Uma constatação final: até o momento o Superior Tribunal de Justiça não se atentou para os efeitos iatrogênicos, assaz preocupantes, oriundos desse “estilo vanguardeiro” de decidir. Se juízes e tribunais insistem em assumir posturas progressistas e até revolucionárias, arrogando para si papel que não lhes compete, isto é, se deixam de reconhecer que o palco legislativo é o adequado e legítimo para debater amplamente a criação e ou revogação de regramentos gerais e abstratos, preferindo arregaçar as mangas e eliminar as “injustiças da lei”, é de se esperar deles, no mínimo, até por coerência e responsabilidade política, alguma accountability acerca dos impactos negativos das decisões que seguem a linha aqui atacada.[20]

O Supremo Tribunal Federal foi acionado em ação declaratória de constitucionalidade para afastar, de uma vez por todas, a incerteza que paira sobre o art. 85, §§ 3o, 5o e 8o do CPC/2015 (ADC 71). Mais um capítulo, enfim, da eterna “queda de braço” entre ímpeto jurisdicionalista criativo e dignidade da legislação, duas conhecidas figuras que cotidianamente enfrentam-se no Brasil em torno de uma multiplicidade de temas.

 

Notas e Referências

[1] Em interessante artigo o autor apresenta um apanhado de todas as sugestões que fez chegar à Câmara dos Deputados: CARVALHO DIAS, Ronaldo Brêtas de. Projeto do novo Código de Processo Civil aprovado pelo Senado – exame técnico e constitucional. In: O futuro do processo civil – uma análise crítica ao Projeto do novo CPC. Organização: ROSSI, Fernando; RAMOS, Glauco Gumerato; GUEDES, Jefferson Carús; DELFINO, Lúcio; RIBEIRO MOURÃO, Luiz Eduardo.
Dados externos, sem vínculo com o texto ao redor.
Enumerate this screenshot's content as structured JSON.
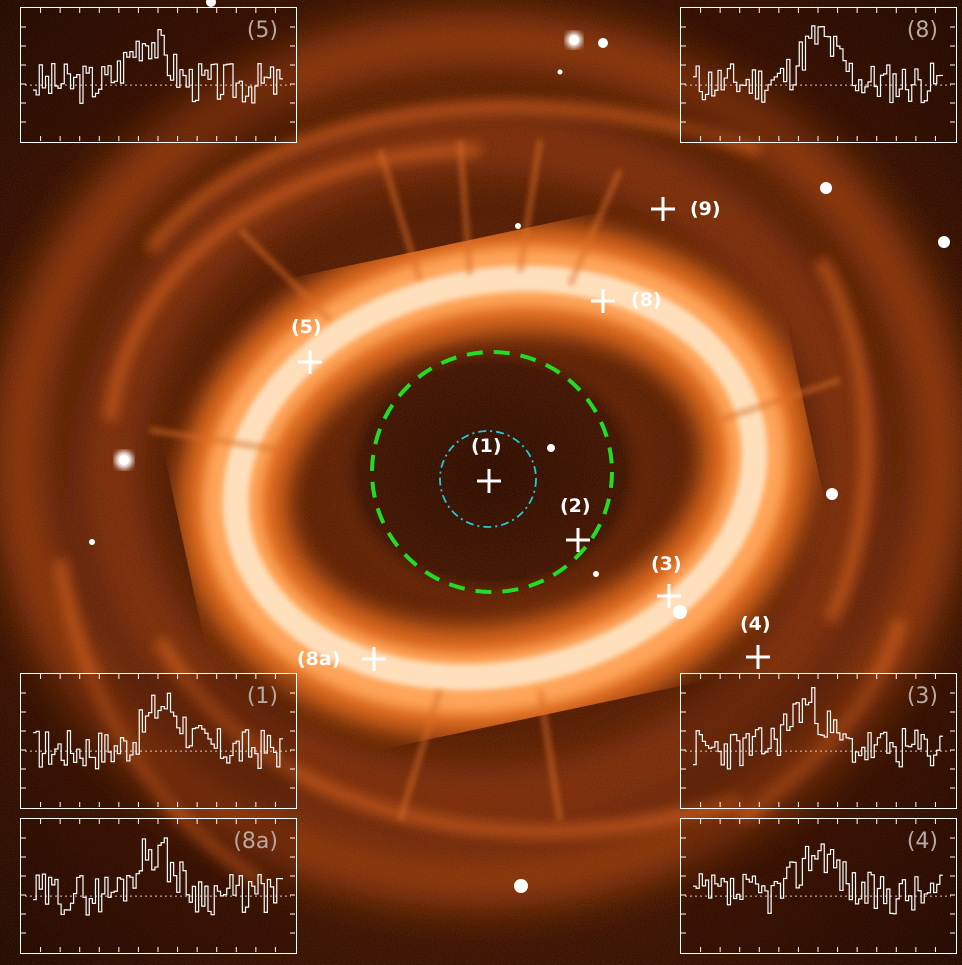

Belo Horizonte: Editora Fórum, 2011. p. 551-566.

[2] É de se destacar o empenho em dar solução ao problema da jurisdição por equidade da então comissão de juristas (Paulo Henrique dos Santos Lucon, Alexandre Freitas Câmara, Arruda Alvim, Dorival Pavan, Fredie Didier Jr., Leonardo Carneiro da Cunha, Luiz Henrique Volpe Camargo, Marcos Destefenni e Sérgio Murtib), que prestou auxílio técnico à Câmara dos Deputados quando estava sendo gestado o atual Código de Processo Civil. Tanto assim que o chamado “Relatório Paulo Teixeira” trouxe avanços ao propor a supressão do texto previsto no art. 120 do “substitutivo”, originado do Senado Federal, que autorizava juízes a decidir por equidade nos casos previstos em lei. Ao fim e ao cabo, porém, os parlamentares optaram pela manutenção das regras admitindo a utilização da equidade em dadas circunstâncias.
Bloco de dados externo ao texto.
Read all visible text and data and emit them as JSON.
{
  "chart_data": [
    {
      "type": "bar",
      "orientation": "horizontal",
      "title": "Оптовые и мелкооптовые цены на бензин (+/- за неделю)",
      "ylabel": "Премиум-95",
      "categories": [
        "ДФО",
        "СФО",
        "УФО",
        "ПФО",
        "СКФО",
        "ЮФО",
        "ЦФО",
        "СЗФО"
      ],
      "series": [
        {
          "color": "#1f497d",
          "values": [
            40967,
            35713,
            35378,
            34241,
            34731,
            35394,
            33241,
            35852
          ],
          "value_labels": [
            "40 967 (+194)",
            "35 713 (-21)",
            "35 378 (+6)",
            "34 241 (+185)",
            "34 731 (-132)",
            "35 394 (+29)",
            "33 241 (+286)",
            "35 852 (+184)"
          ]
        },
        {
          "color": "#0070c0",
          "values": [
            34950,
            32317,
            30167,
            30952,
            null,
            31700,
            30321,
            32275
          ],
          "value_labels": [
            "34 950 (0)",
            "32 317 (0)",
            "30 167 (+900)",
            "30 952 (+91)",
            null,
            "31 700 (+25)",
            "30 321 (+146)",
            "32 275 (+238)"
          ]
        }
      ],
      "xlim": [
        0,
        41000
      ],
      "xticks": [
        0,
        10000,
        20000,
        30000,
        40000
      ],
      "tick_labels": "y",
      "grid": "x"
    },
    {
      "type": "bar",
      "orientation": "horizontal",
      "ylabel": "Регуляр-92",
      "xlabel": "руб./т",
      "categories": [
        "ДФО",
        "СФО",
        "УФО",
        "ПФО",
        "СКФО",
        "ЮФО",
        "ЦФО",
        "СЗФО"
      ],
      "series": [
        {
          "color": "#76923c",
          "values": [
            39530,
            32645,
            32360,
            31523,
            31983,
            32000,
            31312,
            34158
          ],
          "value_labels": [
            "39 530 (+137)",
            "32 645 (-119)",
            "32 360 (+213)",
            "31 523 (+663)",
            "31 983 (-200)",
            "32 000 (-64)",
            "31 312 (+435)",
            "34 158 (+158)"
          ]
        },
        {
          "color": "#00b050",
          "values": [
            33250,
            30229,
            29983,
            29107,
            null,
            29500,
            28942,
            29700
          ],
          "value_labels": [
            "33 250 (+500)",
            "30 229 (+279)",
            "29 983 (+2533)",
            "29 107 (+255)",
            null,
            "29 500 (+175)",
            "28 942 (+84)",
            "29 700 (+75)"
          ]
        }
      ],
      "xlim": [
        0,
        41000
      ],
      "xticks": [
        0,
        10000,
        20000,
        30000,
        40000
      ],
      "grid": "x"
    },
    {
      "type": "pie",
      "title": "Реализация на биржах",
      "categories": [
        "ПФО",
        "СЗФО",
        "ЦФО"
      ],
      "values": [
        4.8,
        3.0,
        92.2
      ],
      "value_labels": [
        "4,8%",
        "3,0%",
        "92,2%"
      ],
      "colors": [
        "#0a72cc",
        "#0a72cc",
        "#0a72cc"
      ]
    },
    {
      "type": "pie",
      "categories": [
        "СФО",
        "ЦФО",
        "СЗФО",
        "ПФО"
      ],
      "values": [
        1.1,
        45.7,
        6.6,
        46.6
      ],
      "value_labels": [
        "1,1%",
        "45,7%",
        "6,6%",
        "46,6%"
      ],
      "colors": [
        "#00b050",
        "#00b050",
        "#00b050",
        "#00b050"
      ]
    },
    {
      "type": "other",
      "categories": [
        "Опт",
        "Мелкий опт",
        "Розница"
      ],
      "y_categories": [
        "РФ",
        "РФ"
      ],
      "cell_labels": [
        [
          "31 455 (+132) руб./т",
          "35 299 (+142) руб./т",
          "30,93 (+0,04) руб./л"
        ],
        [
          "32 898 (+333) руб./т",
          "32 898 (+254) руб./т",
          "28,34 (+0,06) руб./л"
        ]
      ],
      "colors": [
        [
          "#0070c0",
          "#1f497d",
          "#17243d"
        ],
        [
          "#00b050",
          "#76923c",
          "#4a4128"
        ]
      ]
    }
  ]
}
[3] Que fique claro: a equidade é sempre um critério questionável por ser arbitrário e excepcionar a legalidade (CF/88, art. 5o, II – “ninguém será obrigado a fazer ou deixar de fazer alguma coisa senão em virtude de lei”). Recorde-se, aliás, a clássica lição de Pontes de Miranda: “A rigor, equidade é apenas palavra-válvula, com que se dá entrada a todos os elementos intelectuais ou sentimentais que não caibam nos conceitos primaciais dos métodos de interpretação. Para que se atenue a rigidez exegética, a prática e os legisladores têm recorrido a essa noção ambígua, se não equívoca, com que se manda tratar com igualdade sem se definir de que igualdade se trata, nem se dizerem os seus começos e os seus limites. No fundo, a vantagem, se vantagem realmente há, de tal expressão, em povos estranhos à tradição do nosso direito, tem sido semelhante à de todas as outras expressões vagas. A vaguidade serve sempre quando se quer o arbítrio, ou quando se pretende deixar a alguém determinar a norma, sem se confessar que se quis o arbítrio, ou que se deu a alguém esse poder.” (MIRANDA, Pontes de. Comentários ao Código de Processo Civil. Vol. I. Rio de Janeiro: Editora Forense, 1947. p. 412-413).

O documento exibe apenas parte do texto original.